"Suatu saat saya pernah bahagia, jatuh cinta, merasa menemukan pasangan yang tepat dalam hidup. Pasangan dimana saya bisa menghabiskan masa tua saya. Dia datang dalam kehidupan saya secara tiba tiba. Membawa harapan dan mata penuh cinta. Belum lama berselang, dia mengunjungi saya , menyebrangi pulau dengan niat begitu mulia. Ingin membantu saya bekerja. Saya trenyuh, terharu, sekaligus bahagia. Mungkin Tuhan sudah menjawab doa doa saya.
Setelah mengenalnya 2 bulan akhirnya kami bertemu. Saya tidak
pernah berharap apapun kecuali kehadirannya. Saya tidak berharap lebih,
sedikitpun. Rasa syukur yang selalu saya panjatkan, karena saya pikir Tuhan
akhirnya mengirim seseorang untuk menemani. Tapi tidak perlu waktu lama,
untuk mengetahui bahwa saya salah.
Teringat pertama kali bertengkar dengannya, dia membanting gitar kesayangannya, hingga hancur berkeping keping. Ia mulai mengancam saya dengan pisau, mencekik dan mengintimidasi saya. Kemudian,tiba tiba dia berangsur membaik pada saya. Saya berharap dia akan meminta maaf suatu saat . Tapi itu tidak pernah terjadi. Dia diam dan selalu menghindari untuk membahasnya. Hingga kekerasan itu terjadi lagi. Saya diam, dia agresif. Saya agresif, dia lebih agresif lagi." Pengakuan korban kekerasan (anonim)
Posisi perempuan selalu subordinat. Karena itulah kadang perempuan
memutuskan menjadi pasif dalam setiap pertengkaran. Menjadi korban sukarela
dalam setiap kemarahan laki laki. Sungguh itu adalah kesalahan yang fatal.
Tidak baik menyakiti diri sendiri dengan membiarkan dirimu diperlakukan semena
mena. Kalian pikir itu ungkapan yang tepat bagi seseorang yang kalian cintai?
tentu tidak. . . sebaliknya, itu adalah awal dari penindasan dan kekerasan yang
tak akan pernah berhenti.
Saya melihat beberapa hubungan pernikahan yang kelihatannya baik
baik saja,padahal saya tahu bahwa itu hanya kamuflase. Akankah kita
mengorbankan hidup kita dengan menikahi laki-laki yang membuat kita selalu
berada dalam ketakutan? Pertimbangkan lagi teman. Awalnya, kita seperti tak mau
melepaskannya, kita berpikir bisa mengubahnya menjadi orang yang lebih baik.

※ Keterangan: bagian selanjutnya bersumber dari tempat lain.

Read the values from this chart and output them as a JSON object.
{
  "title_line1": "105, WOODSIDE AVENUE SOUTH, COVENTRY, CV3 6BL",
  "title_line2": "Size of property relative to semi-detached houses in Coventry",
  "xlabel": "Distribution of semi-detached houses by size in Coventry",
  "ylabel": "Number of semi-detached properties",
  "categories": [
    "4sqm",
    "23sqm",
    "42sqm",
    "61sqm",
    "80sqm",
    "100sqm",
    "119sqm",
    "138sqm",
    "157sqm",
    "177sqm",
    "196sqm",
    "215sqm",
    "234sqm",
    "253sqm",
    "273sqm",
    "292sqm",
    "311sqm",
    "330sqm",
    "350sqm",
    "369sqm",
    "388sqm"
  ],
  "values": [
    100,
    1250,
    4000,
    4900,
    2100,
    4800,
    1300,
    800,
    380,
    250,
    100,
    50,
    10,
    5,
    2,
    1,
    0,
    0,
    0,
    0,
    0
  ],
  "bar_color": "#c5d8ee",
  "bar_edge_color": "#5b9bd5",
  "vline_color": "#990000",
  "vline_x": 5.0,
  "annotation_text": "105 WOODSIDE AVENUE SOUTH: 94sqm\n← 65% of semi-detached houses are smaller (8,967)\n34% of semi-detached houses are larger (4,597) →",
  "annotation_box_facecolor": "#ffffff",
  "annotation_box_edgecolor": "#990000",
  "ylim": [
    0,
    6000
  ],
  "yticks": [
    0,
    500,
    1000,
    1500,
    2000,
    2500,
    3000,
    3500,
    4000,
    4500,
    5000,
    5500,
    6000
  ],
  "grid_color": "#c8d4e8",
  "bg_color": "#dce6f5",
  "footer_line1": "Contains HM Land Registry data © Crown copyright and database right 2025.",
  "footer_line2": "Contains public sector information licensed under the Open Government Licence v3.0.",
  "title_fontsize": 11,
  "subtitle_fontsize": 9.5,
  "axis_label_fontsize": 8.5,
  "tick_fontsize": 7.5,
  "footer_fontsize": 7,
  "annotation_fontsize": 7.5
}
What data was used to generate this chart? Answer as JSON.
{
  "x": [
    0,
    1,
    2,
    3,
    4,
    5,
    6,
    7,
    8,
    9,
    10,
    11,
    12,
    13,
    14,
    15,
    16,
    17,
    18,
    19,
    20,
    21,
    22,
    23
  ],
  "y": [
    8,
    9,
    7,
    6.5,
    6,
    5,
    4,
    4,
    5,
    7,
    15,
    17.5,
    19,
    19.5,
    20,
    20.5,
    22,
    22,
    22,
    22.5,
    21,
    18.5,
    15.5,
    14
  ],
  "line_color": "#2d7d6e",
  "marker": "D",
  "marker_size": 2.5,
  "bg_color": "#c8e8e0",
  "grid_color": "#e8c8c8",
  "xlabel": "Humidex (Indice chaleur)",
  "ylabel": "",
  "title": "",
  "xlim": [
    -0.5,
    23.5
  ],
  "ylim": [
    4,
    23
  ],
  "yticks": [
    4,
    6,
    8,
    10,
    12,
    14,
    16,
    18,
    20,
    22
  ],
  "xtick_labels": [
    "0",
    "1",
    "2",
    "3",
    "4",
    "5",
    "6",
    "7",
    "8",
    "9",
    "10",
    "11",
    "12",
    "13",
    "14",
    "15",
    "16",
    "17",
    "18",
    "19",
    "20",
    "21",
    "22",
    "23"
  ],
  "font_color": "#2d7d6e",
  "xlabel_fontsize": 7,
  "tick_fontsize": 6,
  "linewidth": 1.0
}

Padahal itu cuma ilusi. Karakter orang tak akan pernah bisa berubah. Jangankan
kita yang baru mengenal setahun, ibunya sendiri belum tentu bisa mengubah
anaknya dengan segala karakter yang dia punya.
Ketika kita mencintai seseorang dengan tulus, nothing is really matter. Kadang
kita tahu bahwa kita sedang menjebak diri ke dalam kandang macan, sambil
berpikir "saya menyayangi dia, meski saya tau ini salah". Sebenarnya
tahu apa kita tentang cinta? toh, kita tak mampu mencintai diri kita sendiri.
Kita membiarkan diri untuk disakiti berkali kali. itu bukan cinta, hanya hasrat
yang bersembunyi atas nama cinta. Kita baru sadar saat kita sudah di dasar
jurang. Lalu apa yang harus dilakukan? Berhenti mencintai? Tidak. Biarkan
saja perasaan itu tetap di dalam dada, menjadi hal baik yang kita miliki.
Namun, jangan biarkan itu mengendalikan akal sehat kita. It takes great courage not to shut
down our heart or not to keep it shut down- when we're being hurted. Kita ini makhluk yang berakal
budi. Kita bukan robot. Meski kita telah disakiti, kita diajarkan dan diberi anugerah dari Tuhan untuk memaafkan.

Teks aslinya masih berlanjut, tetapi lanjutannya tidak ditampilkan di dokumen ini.